Undernews is the online report of the Progressive Review, edited by Sam Smith, who covered Washington during all or part of one quarter of America's presidencies and edited alternative journals since 1964. The Review has been on the web since 1995. See main page for full contents

June 29, 2009


One of those who helped your editor when he first arrived to cover Washington in 1957 has passed. Creekmore Fath - both a character and a man of character - was then in his 50s; I was 19. He was of a sort one doesn't find in the capital any more.

Washington Post - Creekmore Fath, 93, an Austin lawyer and one of the last of the FDR New Dealers, died June 25 of renal failure at his home in Austin. Mr. Fath held several positions in President Franklin D. Roosevelt's administration and played a key role in several important Texas elections, including the controversial 87-vote "landslide" that sent Lyndon B. Johnson to the Senate in 1948.

In 1940, Mr. Fath left a fledgling law practice in Austin to become a staff attorney with a House committee chaired by Rep. John H. Tolan (D-Calif.) that was investigating the plight of destitute migrant workers.

Twenty-three years old and unfamiliar with the ways of Washington, Mr. Fath didn't know that he had signed on to work for a select committee slated to disband when a new Congress convened in 1941. When he found out, he suggested asking first lady Eleanor Roosevelt to testify before the committee as a way to generate publicity and keep the committee in business. He reminded committee members that she had expressed concern in her newspaper columns for the Okies and other Dust Bowl migrant workers.

"Okay, Creekmore, you take care of that," Tolan said. The veteran lawmaker laughed, and his fellow committee members laughed with him. They knew, as Mr.
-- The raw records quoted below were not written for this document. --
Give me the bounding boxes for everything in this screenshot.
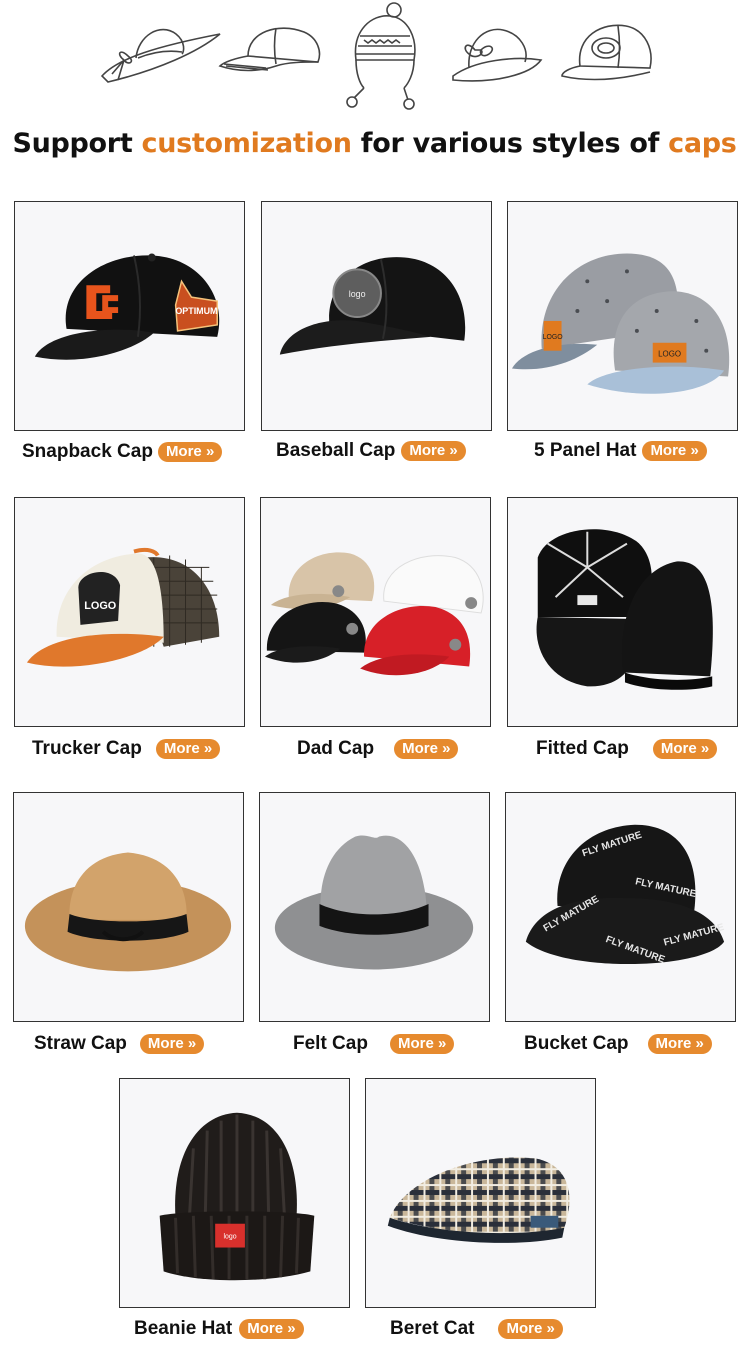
bow-hat-sketch-icon <box>452 28 543 82</box>
product-name: Dad Cap <box>297 738 375 759</box>
baseball-cap-image: logo <box>279 257 466 355</box>
headline-accent-caps: caps <box>668 128 737 159</box>
more-button-beret-cap[interactable]: More » <box>498 1319 563 1339</box>
product-card-beanie-hat[interactable]: logo <box>119 1078 350 1308</box>
page-headline: Support customization for various styles… <box>0 128 749 159</box>
five-panel-hat-image: LOGO LOGO <box>511 253 730 394</box>
product-row-straw-cap: Straw Cap More » <box>34 1031 205 1057</box>
more-button-5-panel-hat[interactable]: More » <box>642 441 707 461</box>
more-button-bucket-cap[interactable]: More » <box>647 1034 712 1054</box>
product-card-baseball-cap[interactable]: logo <box>261 201 492 431</box>
product-card-trucker-cap[interactable]: LOGO <box>14 497 245 727</box>
straw-cap-image <box>24 852 232 972</box>
headline-text-1: Support <box>12 128 142 159</box>
svg-text:LOGO: LOGO <box>658 350 681 359</box>
bucket-cap-image: FLY MATURE FLY MATURE FLY MATURE FLY MAT… <box>525 824 726 966</box>
product-name: Bucket Cap <box>524 1033 629 1054</box>
product-row-bucket-cap: Bucket Cap More » <box>524 1031 712 1057</box>
product-row-beanie-hat: Beanie Hat More » <box>134 1316 304 1342</box>
product-name: Beret Cat <box>390 1318 475 1339</box>
beret-cap-image <box>387 1157 570 1243</box>
knit-earflap-hat-sketch-icon <box>346 2 416 110</box>
product-name: Trucker Cap <box>32 738 142 759</box>
product-name: Straw Cap <box>34 1033 127 1054</box>
snapback-cap-image: OPTIMUM <box>34 253 220 360</box>
svg-text:LOGO: LOGO <box>84 600 117 612</box>
product-card-bucket-cap[interactable]: FLY MATURE FLY MATURE FLY MATURE FLY MAT… <box>505 792 736 1022</box>
headline-accent-customization: customization <box>141 128 352 159</box>
product-row-dad-cap: Dad Cap More » <box>297 736 459 762</box>
svg-text:OPTIMUM: OPTIMUM <box>175 306 217 316</box>
product-card-snapback-cap[interactable]: OPTIMUM <box>14 201 245 431</box>
more-button-snapback-cap[interactable]: More » <box>157 442 223 462</box>
svg-text:logo: logo <box>223 1234 236 1241</box>
product-card-beret-cap[interactable] <box>365 1078 596 1308</box>
more-button-fitted-cap[interactable]: More » <box>652 739 718 759</box>
product-row-snapback-cap: Snapback Cap More » <box>22 439 223 465</box>
product-row-trucker-cap: Trucker Cap More » <box>32 736 221 762</box>
svg-text:LOGO: LOGO <box>543 334 564 341</box>
product-card-straw-cap[interactable] <box>13 792 244 1022</box>
product-card-fitted-cap[interactable] <box>507 497 738 727</box>
fitted-cap-image <box>536 529 713 690</box>
trucker-cap-image: LOGO <box>26 547 220 667</box>
more-button-trucker-cap[interactable]: More » <box>155 739 221 759</box>
product-name: 5 Panel Hat <box>534 440 637 461</box>
more-button-dad-cap[interactable]: More » <box>394 739 459 759</box>
product-name: Snapback Cap <box>22 441 153 462</box>
more-button-beanie-hat[interactable]: More » <box>239 1319 304 1339</box>
more-button-baseball-cap[interactable]: More » <box>401 441 466 461</box>
more-button-straw-cap[interactable]: More » <box>139 1034 205 1054</box>
product-row-beret-cap: Beret Cat More » <box>390 1316 563 1342</box>
baseball-cap-sketch-icon <box>218 27 321 72</box>
headline-text-2: for various styles of <box>351 128 669 159</box>
product-name: Felt Cap <box>293 1033 368 1054</box>
svg-text:logo: logo <box>349 289 366 299</box>
product-row-fitted-cap: Fitted Cap More » <box>536 736 718 762</box>
product-row-felt-cap: Felt Cap More » <box>293 1031 455 1057</box>
product-name: Baseball Cap <box>276 440 396 461</box>
dad-cap-image <box>264 552 484 676</box>
snapback-cap-sketch-icon <box>561 24 652 81</box>
hat-sketches-banner <box>90 0 670 115</box>
product-card-5-panel-hat[interactable]: LOGO LOGO <box>507 201 738 431</box>
product-name: Fitted Cap <box>536 738 629 759</box>
product-row-baseball-cap: Baseball Cap More » <box>276 438 466 464</box>
more-button-felt-cap[interactable]: More » <box>389 1034 455 1054</box>
beanie-hat-image: logo <box>159 1112 315 1281</box>
product-card-felt-cap[interactable] <box>259 792 490 1022</box>
felt-cap-image <box>274 835 474 970</box>
product-card-dad-cap[interactable] <box>260 497 491 727</box>
sun-hat-sketch-icon <box>100 28 221 83</box>
product-row-5-panel-hat: 5 Panel Hat More » <box>534 438 707 464</box>
product-name: Beanie Hat <box>134 1318 233 1339</box>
Fath did not, that no first lady had ever testified on Capitol Hill.

The next morning, Mr. Fath called the White House and talked to Malvina Thompson, Mrs. Roosevelt's secretary. "I told her I desperately needed to use Mrs. Roosevelt at a hearing in December, that I wanted to use her as the gimmick," he recalled.

Mrs. Roosevelt invited him to tea at the White House the next afternoon, and, after clearing it with her husband, she agreed to testify. The panel stayed in business, in large part because of her endorsement of its work.
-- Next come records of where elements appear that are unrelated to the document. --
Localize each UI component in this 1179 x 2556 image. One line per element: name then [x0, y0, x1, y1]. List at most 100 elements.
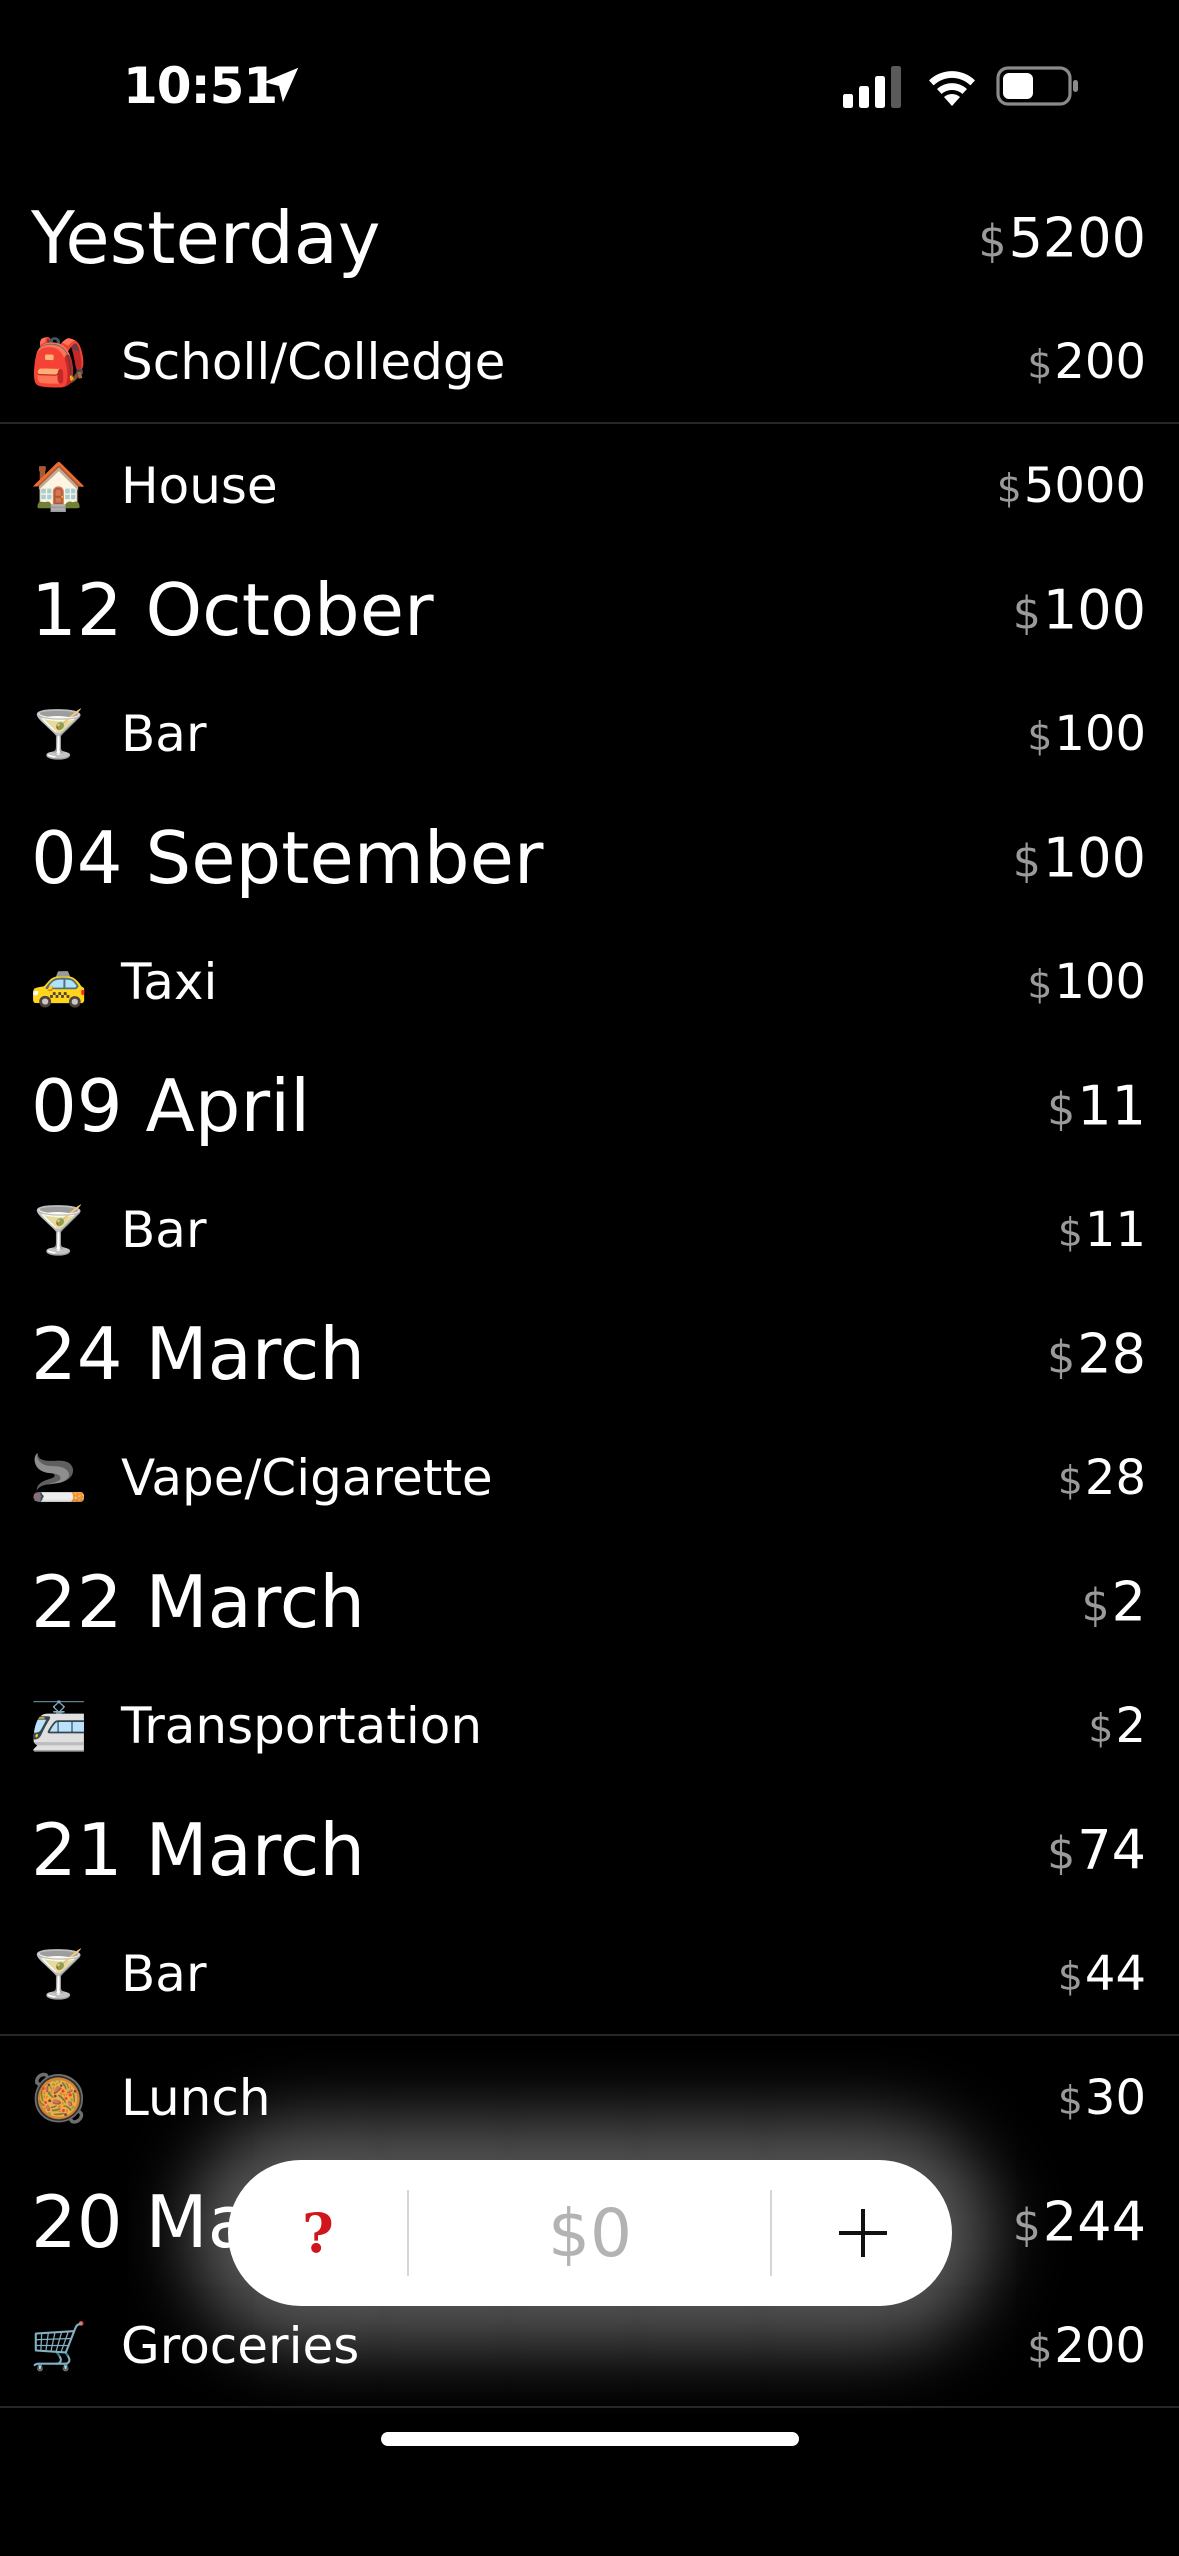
amount-value: 100: [1042, 826, 1146, 890]
category-label: Lunch: [121, 2069, 271, 2127]
plus-icon: [839, 2209, 887, 2257]
amount-value: 100: [1054, 706, 1146, 762]
amount-value: 30: [1084, 2070, 1146, 2126]
date-group-header[interactable]: 24 March $28: [0, 1292, 1179, 1416]
expense-amount: $2: [1088, 1698, 1146, 1754]
amount-value: 74: [1077, 1818, 1146, 1882]
date-label: Yesterday: [31, 196, 381, 280]
expense-row[interactable]: 🍸 Bar $44: [0, 1912, 1179, 2036]
expense-row[interactable]: 🍸 Bar $100: [0, 672, 1179, 796]
expense-row[interactable]: 🚈 Transportation $2: [0, 1664, 1179, 1788]
backpack-icon: 🎒: [30, 335, 88, 389]
expense-amount: $100: [1027, 954, 1146, 1010]
expense-amount: $200: [1027, 2318, 1146, 2374]
status-bar: 10:51: [0, 0, 1179, 170]
category-label: Bar: [121, 1945, 207, 2003]
category-label: Bar: [121, 1201, 207, 1259]
currency-symbol: $: [1047, 1828, 1076, 1880]
expense-row[interactable]: 🎒 Scholl/Colledge $200: [0, 300, 1179, 424]
currency-symbol: $: [1057, 1458, 1083, 1504]
cocktail-icon: 🍸: [30, 1947, 88, 2001]
currency-symbol: $: [1027, 2326, 1053, 2372]
train-icon: 🚈: [30, 1699, 88, 1753]
expense-amount: $100: [1027, 706, 1146, 762]
cocktail-icon: 🍸: [30, 1203, 88, 1257]
date-label: 04 September: [31, 816, 544, 900]
category-label: Groceries: [121, 2317, 360, 2375]
date-group-header[interactable]: 09 April $11: [0, 1044, 1179, 1168]
date-label: 21 March: [31, 1808, 365, 1892]
group-total: $100: [1013, 827, 1146, 890]
date-label: 12 October: [31, 568, 434, 652]
expense-list[interactable]: Yesterday $5200 🎒 Scholl/Colledge $200 🏠 House…: [0, 176, 1179, 2408]
currency-symbol: $: [1012, 836, 1041, 888]
amount-value: 5000: [1023, 458, 1146, 514]
currency-symbol: $: [1027, 962, 1053, 1008]
expense-row[interactable]: 🚬 Vape/Cigarette $28: [0, 1416, 1179, 1540]
row-divider: [0, 2406, 1179, 2408]
currency-symbol: $: [996, 466, 1022, 512]
category-label: Transportation: [121, 1697, 483, 1755]
category-label: Vape/Cigarette: [121, 1449, 493, 1507]
date-group-header[interactable]: Yesterday $5200: [0, 176, 1179, 300]
date-group-header[interactable]: 21 March $74: [0, 1788, 1179, 1912]
group-total: $100: [1013, 579, 1146, 642]
amount-value: 28: [1084, 1450, 1146, 1506]
currency-symbol: $: [978, 216, 1007, 268]
separator: [407, 2190, 409, 2276]
shopping-cart-icon: 🛒: [30, 2319, 88, 2373]
currency-symbol: $: [1047, 1084, 1076, 1136]
add-expense-button[interactable]: [808, 2160, 918, 2306]
date-label: 24 March: [31, 1312, 365, 1396]
amount-value: 2: [1115, 1698, 1146, 1754]
category-label: Taxi: [121, 953, 218, 1011]
expense-row[interactable]: 🚕 Taxi $100: [0, 920, 1179, 1044]
category-label: Bar: [121, 705, 207, 763]
expense-amount: $44: [1058, 1946, 1146, 2002]
battery-icon: [996, 66, 1078, 106]
food-pan-icon: 🥘: [30, 2071, 88, 2125]
date-group-header[interactable]: 04 September $100: [0, 796, 1179, 920]
expense-row[interactable]: 🍸 Bar $11: [0, 1168, 1179, 1292]
date-group-header[interactable]: 12 October $100: [0, 548, 1179, 672]
expense-amount: $28: [1058, 1450, 1146, 1506]
currency-symbol: $: [1057, 1210, 1083, 1256]
amount-input[interactable]: $0: [410, 2160, 770, 2306]
category-label: Scholl/Colledge: [121, 333, 506, 391]
amount-value: 28: [1077, 1322, 1146, 1386]
currency-symbol: $: [1047, 1332, 1076, 1384]
taxi-icon: 🚕: [30, 955, 88, 1009]
group-total: $2: [1081, 1571, 1146, 1634]
currency-symbol: $: [1027, 342, 1053, 388]
cigarette-icon: 🚬: [30, 1451, 88, 1505]
amount-value: 244: [1042, 2190, 1146, 2254]
cocktail-icon: 🍸: [30, 707, 88, 761]
amount-value: 100: [1042, 578, 1146, 642]
date-label: 09 April: [31, 1064, 311, 1148]
expense-row[interactable]: 🏠 House $5000: [0, 424, 1179, 548]
amount-value: 11: [1084, 1202, 1146, 1258]
currency-symbol: $: [1088, 1706, 1114, 1752]
date-group-header[interactable]: 22 March $2: [0, 1540, 1179, 1664]
currency-symbol: $: [1012, 2200, 1041, 2252]
amount-value: 44: [1084, 1946, 1146, 2002]
expense-amount: $11: [1058, 1202, 1146, 1258]
expense-amount: $200: [1027, 334, 1146, 390]
house-icon: 🏠: [30, 459, 88, 513]
location-arrow-icon: [263, 67, 299, 103]
expense-row[interactable]: 🥘 Lunch $30: [0, 2036, 1179, 2160]
currency-symbol: $: [1012, 588, 1041, 640]
currency-symbol: $: [1081, 1580, 1110, 1632]
date-label: 20 Ma: [31, 2180, 252, 2264]
home-indicator: [381, 2432, 799, 2446]
group-total: $11: [1047, 1075, 1146, 1138]
group-total: $74: [1047, 1819, 1146, 1882]
status-time: 10:51: [123, 57, 278, 115]
cellular-signal-icon: [843, 66, 901, 108]
group-total: $244: [1013, 2191, 1146, 2254]
help-button[interactable]: ?: [263, 2160, 373, 2306]
amount-value: 5200: [1008, 206, 1146, 270]
category-label: House: [121, 457, 278, 515]
expense-amount: $30: [1058, 2070, 1146, 2126]
currency-symbol: $: [1027, 714, 1053, 760]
Later, Thompson told Mr. Fath that Mrs. Roosevelt agreed to meet with him because he was the only one who had ever admitted that he wanted to "use" her. Thompson also told Mr. Fath that the first lady had said, "I wanted to meet him because he sounds like he's 14 years old.". . .

When Mr. Fath arrived in Washington, he was tall, prematurely bald and politically astute, and he soon developed a gravitas that inspired confidence. "Creekmore Fath has the best political judgment of anyone his age in Washington," President Roosevelt was quoted as saying.. . .

After turning down an offer to teach patent law at Yale University, Mr. Fath, at 30, took his wife with him back to Austin. He resumed his law practice and plunged into Democratic Party politics. He also announced for Congress as an unreconstructed New Dealer. He and his wife campaigned in a car with a canoe roped on top and painted with the slogan, "Fath for Congress . . . He Paddles His Own Canoe." He finished third in the primary. . .

Mr. Fath never liked Johnson, personally or politically, but in 1948, he agreed to help him in his U.S. Senate race against former governor Coke Stevenson. Mr. Fath considered the governor a racist.

Johnson won the Democratic primary by 87 highly questionable votes, and the outcome hinged on a notoriously corrupt South Texas county that reported election results late. A Johnson partisan told Mr. Fath: "Well, they were stealing in East Texas. We were stealing in South Texas. So God only knows who really won the election, Creek. But today, God was on our side by 87 votes."